You can grow food for your birds in the summer that will feed them in over winter. Try growing peas and kale late in the fall to give your birds a boost before the cold weather comes. You can even bring the kale indoors, or keep it going in a cold frame if your winters are more moderate.
Additionally, winter squashes are an ideal option because they store so well. Beets and carrots work well too. Keep these long-lasting crops in the root cellar, slice them in half and let the birds devour them: seeds, skin, and all.
Growing Fodder for Winter Feed
“Fodder” isn’t just a fancy word for food. It’s a specific kind of food: a natural, easy-to-digest, living grain. Now, technically, fodder isn’t free animal feed, because you will have to buy the grain somewhere. But in comparison to buying layer pellets for your birds, fodder is an amazing deal.
Fodder is also a multi-animal solution for animals other than birds. If you’re hoping to stretch your feed budget with pigs, for example, fodder is a great way to bulk up your pork without buying tons of grain.

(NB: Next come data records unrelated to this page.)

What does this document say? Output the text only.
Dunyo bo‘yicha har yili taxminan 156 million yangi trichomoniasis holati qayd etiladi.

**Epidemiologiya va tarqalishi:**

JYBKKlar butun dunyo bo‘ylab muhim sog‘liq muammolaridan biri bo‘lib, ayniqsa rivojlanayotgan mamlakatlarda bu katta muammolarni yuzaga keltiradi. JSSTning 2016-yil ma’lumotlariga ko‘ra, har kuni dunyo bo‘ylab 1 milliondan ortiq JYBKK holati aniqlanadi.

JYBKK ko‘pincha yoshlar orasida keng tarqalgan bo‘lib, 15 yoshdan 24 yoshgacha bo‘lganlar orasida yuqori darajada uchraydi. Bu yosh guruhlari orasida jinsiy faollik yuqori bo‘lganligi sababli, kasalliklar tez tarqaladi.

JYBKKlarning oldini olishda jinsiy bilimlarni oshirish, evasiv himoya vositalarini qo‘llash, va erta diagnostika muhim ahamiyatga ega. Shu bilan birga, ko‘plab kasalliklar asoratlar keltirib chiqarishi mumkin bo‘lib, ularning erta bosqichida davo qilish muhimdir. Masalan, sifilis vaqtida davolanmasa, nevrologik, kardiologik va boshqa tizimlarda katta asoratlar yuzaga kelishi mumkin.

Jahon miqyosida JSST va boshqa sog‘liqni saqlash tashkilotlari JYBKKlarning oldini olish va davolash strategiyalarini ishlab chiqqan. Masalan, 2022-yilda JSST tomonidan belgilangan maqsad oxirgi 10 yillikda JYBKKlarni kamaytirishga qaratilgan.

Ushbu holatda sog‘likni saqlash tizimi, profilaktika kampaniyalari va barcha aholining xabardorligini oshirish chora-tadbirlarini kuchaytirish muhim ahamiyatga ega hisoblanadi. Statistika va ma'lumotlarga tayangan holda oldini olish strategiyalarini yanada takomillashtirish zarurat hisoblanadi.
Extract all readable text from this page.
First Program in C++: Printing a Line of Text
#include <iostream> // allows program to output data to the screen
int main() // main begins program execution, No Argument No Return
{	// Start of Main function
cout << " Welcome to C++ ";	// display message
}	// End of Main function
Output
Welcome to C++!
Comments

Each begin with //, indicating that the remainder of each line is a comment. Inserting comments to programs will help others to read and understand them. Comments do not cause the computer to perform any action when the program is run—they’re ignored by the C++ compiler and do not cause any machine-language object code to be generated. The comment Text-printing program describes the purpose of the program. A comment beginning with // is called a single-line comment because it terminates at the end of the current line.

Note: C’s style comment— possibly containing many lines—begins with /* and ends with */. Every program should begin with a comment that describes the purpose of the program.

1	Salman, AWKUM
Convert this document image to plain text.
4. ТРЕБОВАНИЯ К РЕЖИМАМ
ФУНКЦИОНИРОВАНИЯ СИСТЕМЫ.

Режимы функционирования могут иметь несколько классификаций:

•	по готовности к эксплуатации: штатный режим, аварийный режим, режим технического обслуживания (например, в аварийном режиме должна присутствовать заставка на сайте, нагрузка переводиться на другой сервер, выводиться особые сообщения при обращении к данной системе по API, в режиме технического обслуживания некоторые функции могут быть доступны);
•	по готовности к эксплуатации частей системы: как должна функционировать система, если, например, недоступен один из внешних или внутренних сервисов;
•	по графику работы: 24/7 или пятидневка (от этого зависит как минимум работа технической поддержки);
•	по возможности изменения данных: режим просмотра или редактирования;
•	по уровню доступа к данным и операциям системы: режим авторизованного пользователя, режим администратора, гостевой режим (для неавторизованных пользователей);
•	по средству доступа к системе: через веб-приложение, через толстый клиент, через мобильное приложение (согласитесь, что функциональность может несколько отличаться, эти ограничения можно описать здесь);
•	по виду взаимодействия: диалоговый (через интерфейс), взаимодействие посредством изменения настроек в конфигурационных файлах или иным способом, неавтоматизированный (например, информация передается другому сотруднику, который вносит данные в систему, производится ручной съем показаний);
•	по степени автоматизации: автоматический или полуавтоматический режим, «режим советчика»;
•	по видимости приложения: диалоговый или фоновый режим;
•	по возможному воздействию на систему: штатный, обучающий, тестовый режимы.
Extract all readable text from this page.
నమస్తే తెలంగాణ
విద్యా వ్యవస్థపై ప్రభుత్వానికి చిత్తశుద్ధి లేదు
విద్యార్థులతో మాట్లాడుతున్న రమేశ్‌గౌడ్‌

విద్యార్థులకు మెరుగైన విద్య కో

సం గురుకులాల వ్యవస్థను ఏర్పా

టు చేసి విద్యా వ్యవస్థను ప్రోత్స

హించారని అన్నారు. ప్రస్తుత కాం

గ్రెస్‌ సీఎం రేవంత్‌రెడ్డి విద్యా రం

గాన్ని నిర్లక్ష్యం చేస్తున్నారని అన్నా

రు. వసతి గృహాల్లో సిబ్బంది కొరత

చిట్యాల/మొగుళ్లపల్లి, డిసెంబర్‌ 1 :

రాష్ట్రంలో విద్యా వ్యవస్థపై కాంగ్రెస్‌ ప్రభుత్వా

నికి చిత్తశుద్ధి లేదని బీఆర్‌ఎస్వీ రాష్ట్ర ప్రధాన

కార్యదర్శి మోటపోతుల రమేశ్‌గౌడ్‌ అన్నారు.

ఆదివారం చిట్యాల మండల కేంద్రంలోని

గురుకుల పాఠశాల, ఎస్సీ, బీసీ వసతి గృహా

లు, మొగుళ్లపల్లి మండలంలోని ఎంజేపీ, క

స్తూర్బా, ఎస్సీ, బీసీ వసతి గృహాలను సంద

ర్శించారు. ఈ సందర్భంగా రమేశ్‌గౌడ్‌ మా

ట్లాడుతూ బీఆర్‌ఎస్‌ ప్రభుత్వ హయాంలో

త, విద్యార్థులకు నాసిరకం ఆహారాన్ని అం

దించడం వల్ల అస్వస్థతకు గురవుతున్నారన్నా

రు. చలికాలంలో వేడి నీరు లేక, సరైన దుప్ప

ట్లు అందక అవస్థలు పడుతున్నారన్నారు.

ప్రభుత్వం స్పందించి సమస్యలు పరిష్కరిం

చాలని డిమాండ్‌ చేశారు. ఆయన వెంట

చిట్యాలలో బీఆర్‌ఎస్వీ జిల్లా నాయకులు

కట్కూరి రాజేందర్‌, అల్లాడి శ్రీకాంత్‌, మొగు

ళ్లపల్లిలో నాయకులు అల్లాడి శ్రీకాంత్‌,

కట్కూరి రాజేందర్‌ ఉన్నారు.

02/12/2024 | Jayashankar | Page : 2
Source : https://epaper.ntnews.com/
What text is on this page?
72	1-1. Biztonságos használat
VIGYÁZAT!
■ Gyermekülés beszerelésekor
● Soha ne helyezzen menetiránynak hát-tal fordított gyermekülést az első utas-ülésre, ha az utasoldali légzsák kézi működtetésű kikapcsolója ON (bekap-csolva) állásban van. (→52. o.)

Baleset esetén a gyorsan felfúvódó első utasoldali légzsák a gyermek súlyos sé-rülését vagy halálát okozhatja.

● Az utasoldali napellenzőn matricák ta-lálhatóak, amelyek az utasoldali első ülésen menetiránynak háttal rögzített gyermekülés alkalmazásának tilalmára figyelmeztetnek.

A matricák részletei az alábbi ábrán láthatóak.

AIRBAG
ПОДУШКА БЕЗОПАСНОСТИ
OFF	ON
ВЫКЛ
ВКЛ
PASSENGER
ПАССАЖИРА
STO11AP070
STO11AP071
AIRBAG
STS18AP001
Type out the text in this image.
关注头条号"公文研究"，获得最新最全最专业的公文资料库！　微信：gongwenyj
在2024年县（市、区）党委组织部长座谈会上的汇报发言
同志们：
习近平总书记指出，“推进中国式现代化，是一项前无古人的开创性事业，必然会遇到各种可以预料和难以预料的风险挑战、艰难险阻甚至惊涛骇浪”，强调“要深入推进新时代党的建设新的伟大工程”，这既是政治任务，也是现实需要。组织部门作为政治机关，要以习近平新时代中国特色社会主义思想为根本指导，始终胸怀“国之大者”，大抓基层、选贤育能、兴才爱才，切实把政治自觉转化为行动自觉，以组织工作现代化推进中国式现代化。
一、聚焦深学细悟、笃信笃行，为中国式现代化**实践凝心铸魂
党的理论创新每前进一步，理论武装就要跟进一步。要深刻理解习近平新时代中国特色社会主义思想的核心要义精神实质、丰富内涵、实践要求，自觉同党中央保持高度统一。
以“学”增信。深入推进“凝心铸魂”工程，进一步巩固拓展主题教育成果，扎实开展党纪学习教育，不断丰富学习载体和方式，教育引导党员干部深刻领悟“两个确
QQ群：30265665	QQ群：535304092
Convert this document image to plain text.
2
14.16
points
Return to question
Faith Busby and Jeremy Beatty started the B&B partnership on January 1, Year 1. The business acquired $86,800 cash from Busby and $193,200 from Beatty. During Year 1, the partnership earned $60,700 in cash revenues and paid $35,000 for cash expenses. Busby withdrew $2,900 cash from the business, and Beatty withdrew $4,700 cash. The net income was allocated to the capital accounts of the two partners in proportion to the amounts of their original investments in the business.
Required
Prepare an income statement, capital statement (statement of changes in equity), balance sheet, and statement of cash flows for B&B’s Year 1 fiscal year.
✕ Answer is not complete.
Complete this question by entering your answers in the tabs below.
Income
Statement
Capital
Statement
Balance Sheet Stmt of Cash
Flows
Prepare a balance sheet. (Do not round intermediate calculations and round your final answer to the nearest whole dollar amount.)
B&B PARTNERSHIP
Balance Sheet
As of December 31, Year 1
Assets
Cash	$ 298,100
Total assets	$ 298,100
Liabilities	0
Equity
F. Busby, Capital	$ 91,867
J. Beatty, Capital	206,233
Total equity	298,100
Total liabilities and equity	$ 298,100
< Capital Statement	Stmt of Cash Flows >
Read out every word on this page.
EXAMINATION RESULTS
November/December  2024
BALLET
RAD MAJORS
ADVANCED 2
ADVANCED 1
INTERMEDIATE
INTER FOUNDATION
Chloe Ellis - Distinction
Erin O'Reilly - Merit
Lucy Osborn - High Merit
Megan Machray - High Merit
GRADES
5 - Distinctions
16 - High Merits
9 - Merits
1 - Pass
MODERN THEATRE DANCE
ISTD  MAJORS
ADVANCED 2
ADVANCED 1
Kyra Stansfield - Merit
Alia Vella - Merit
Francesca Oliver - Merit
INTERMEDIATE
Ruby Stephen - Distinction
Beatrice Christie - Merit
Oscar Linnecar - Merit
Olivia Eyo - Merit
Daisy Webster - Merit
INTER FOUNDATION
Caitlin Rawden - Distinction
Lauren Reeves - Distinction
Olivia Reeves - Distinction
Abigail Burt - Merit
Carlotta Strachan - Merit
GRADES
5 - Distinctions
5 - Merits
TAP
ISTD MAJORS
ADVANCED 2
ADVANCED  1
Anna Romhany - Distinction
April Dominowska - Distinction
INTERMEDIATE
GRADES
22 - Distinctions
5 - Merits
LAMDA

Usually, growing fodder is like getting a “buy one, get two free” deal at the feed store. One 50-pound bag of barley will grow into 150 lbs of fodder.
How to Grow Fodder
There are a lot of different ways to grow your own fodder at home. The most basic way to get started is by filling a quart-sized jar with grain (barley or peas are great for poultry). Add a splash of apple cider vinegar to keep the grain from molding, and then fill the jar with warm water.
Leave the jars covered (I use cheesecloth for this) and out of the way for about 24 hours (12 hours if it’s very warm). After 24 hours, drain any remaining water through the cheesecloth and rinse the seeds. Then, put them in a plastic storage tote. Spread them out in one flat layer at the bottom of the tote.
Rinse the grain lightly twice a day. It’s easiest if you punch holes in the bottom of your storage totes so the rinse water can just drain out. By the third day, you’ll see little sprouts forming. By day 6 or 7, you’ll have a lovely little bed of fodder.
Just toss the whole bed into the coop—your birds will scratch it up and pick it apart.
Sample the Savings
There are so many ways to reduce your feed budget by supplementing your flock’s feed. Best of all, your birds actually prefer to eat the grubs, ticks, and dandelions out in the wild. So don’t feel bad about penning them up on top of the compost heap or dumping your table scraps into the coop.
Spend the growing season feeding your flock for free on garden forage, and the winter supplementing with scraps and fodder. Your poultry will be happier, healthier, and more productive when you do.